The SGI systems were 3D rendering beasts, with a significant portion of their hardware dedicated to the task, making them fast machines for any task, because of the underlying capabilities needed to support that 3D hardware, and they were stable because of the robust Unix operating system. The Apple computers ran on commodity 68040 and an OS that couldn't preempt the software running on it, so a crashed application would take down the whole system.

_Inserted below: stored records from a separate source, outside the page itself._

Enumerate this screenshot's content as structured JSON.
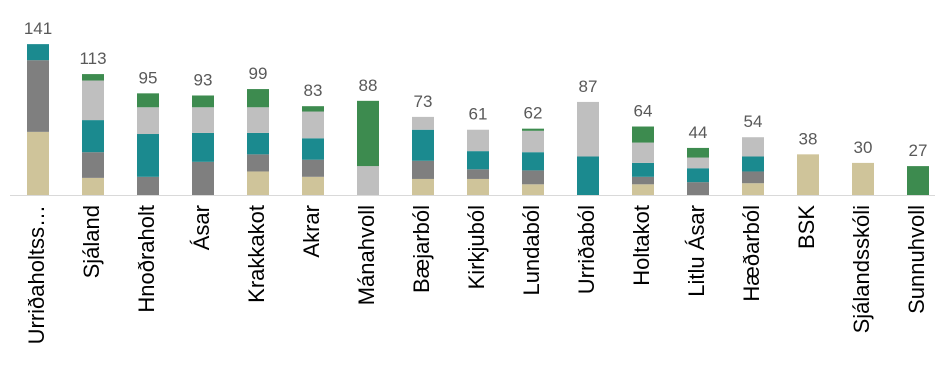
{
  "chart_data": {
    "type": "stacked-bar",
    "categories": [
      "Urriðaholtss…",
      "Sjáland",
      "Hnoðraholt",
      "Ásar",
      "Krakkakot",
      "Akrar",
      "Mánahvoll",
      "Bæjarból",
      "Kirkjuból",
      "Lundaból",
      "Urriðaból",
      "Holtakot",
      "Litlu Ásar",
      "Hæðarból",
      "BSK",
      "Sjálandsskóli",
      "Sunnuhvoll"
    ],
    "series": [
      {
        "color": "#cfc49a",
        "values": [
          59,
          16,
          0,
          0,
          22,
          17,
          0,
          15,
          15,
          10,
          0,
          10,
          0,
          11,
          38,
          30,
          0
        ]
      },
      {
        "color": "#7f7f7f",
        "values": [
          67,
          24,
          17,
          31,
          16,
          16,
          0,
          17,
          9,
          13,
          0,
          7,
          12,
          11,
          0,
          0,
          0
        ]
      },
      {
        "color": "#1b8a8f",
        "values": [
          15,
          30,
          40,
          27,
          20,
          20,
          0,
          29,
          17,
          17,
          36,
          13,
          13,
          14,
          0,
          0,
          0
        ]
      },
      {
        "color": "#bfbfbf",
        "values": [
          0,
          37,
          25,
          24,
          24,
          25,
          27,
          12,
          20,
          20,
          51,
          19,
          10,
          18,
          0,
          0,
          0
        ]
      },
      {
        "color": "#3d8b4f",
        "values": [
          0,
          6,
          13,
          11,
          17,
          5,
          61,
          0,
          0,
          2,
          0,
          15,
          9,
          0,
          0,
          0,
          27
        ]
      }
    ],
    "totals": [
      141,
      113,
      95,
      93,
      99,
      83,
      88,
      73,
      61,
      62,
      87,
      64,
      44,
      54,
      38,
      30,
      27
    ]
  }
}
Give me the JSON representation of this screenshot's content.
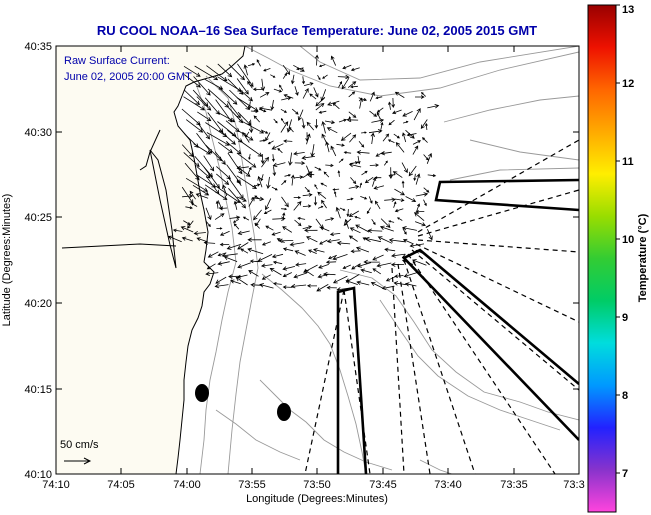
{
  "title": "RU COOL  NOAA–16  Sea Surface Temperature:  June 02, 2005 2015 GMT",
  "legend": {
    "line1": "Raw Surface Current:",
    "line2": "June 02, 2005 20:00 GMT"
  },
  "scale_label": "50 cm/s",
  "axes": {
    "xlabel": "Longitude (Degrees:Minutes)",
    "ylabel": "Latitude (Degrees:Minutes)",
    "xticks": [
      "74:10",
      "74:05",
      "74:00",
      "73:55",
      "73:50",
      "73:45",
      "73:40",
      "73:35",
      "73:3"
    ],
    "yticks": [
      "40:10",
      "40:15",
      "40:20",
      "40:25",
      "40:30",
      "40:35"
    ]
  },
  "colorbar": {
    "label": "Temperature (°C)",
    "ticks": [
      "7",
      "8",
      "9",
      "10",
      "11",
      "12",
      "13"
    ],
    "min": 6.5,
    "max": 13,
    "colors": [
      "#ff44dd",
      "#8833cc",
      "#2222ff",
      "#0099ff",
      "#00dddd",
      "#00cc66",
      "#33cc33",
      "#99dd00",
      "#ffee00",
      "#ffaa00",
      "#ff6600",
      "#ee1100",
      "#990000"
    ]
  },
  "colors": {
    "title": "#0000aa",
    "legend_text": "#0000aa",
    "land": "#fdfbf2",
    "contour": "#999999"
  }
}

A stock Amigo computer, at half the price of the Apple system, was just as capable, but supported better upgrades for live video processing. An IBM PS/2 computer running OS/2 would have had the stability of a Unix system, on lower-priced commodity hardware.
If they needed the 3D capabilities of the SGI systems, that was the only option, but if they otherwise only wanted to mess around with video, Amiga computers would have been better than the Apple ones, at a lower price. If they needed something robust, where a user process couldn't crash the system, other Unix workstations would have worked just as well, at a lower price, and an OS/2 workstation would have also worked, at a much, much lower price. Also, there's a rational to having a video-capable Amiga computer along with a robust network-focused Unix or OS/2 workstation, but if you already have an SGI workstation at your desk, you wouldn't really need another computer.
The computers make more sense for someone making movies than someone running an elaborate zoo, but considering how often characters in Michael Crichton's books are authors themselves, it makes sense that characters in his movies to have an affinity toward making movies, and buying the computers that would be used to do so.
But I wasn't quite alive yet in 1991 (let alone administering IT deployments for biolabs and theme parks colocated on remote tropical islands), so what do I know lmao
https://grapheine.com/en/magazine/the-story-of-the-big-bad-j...
3DFX and Nvidia ultimately put them out of business.
AFAICT, SGI was a textbook Innovator’s Dilemma case with an expensive enterprise product that’s hard to give up in the face of cheap, low-margin competition.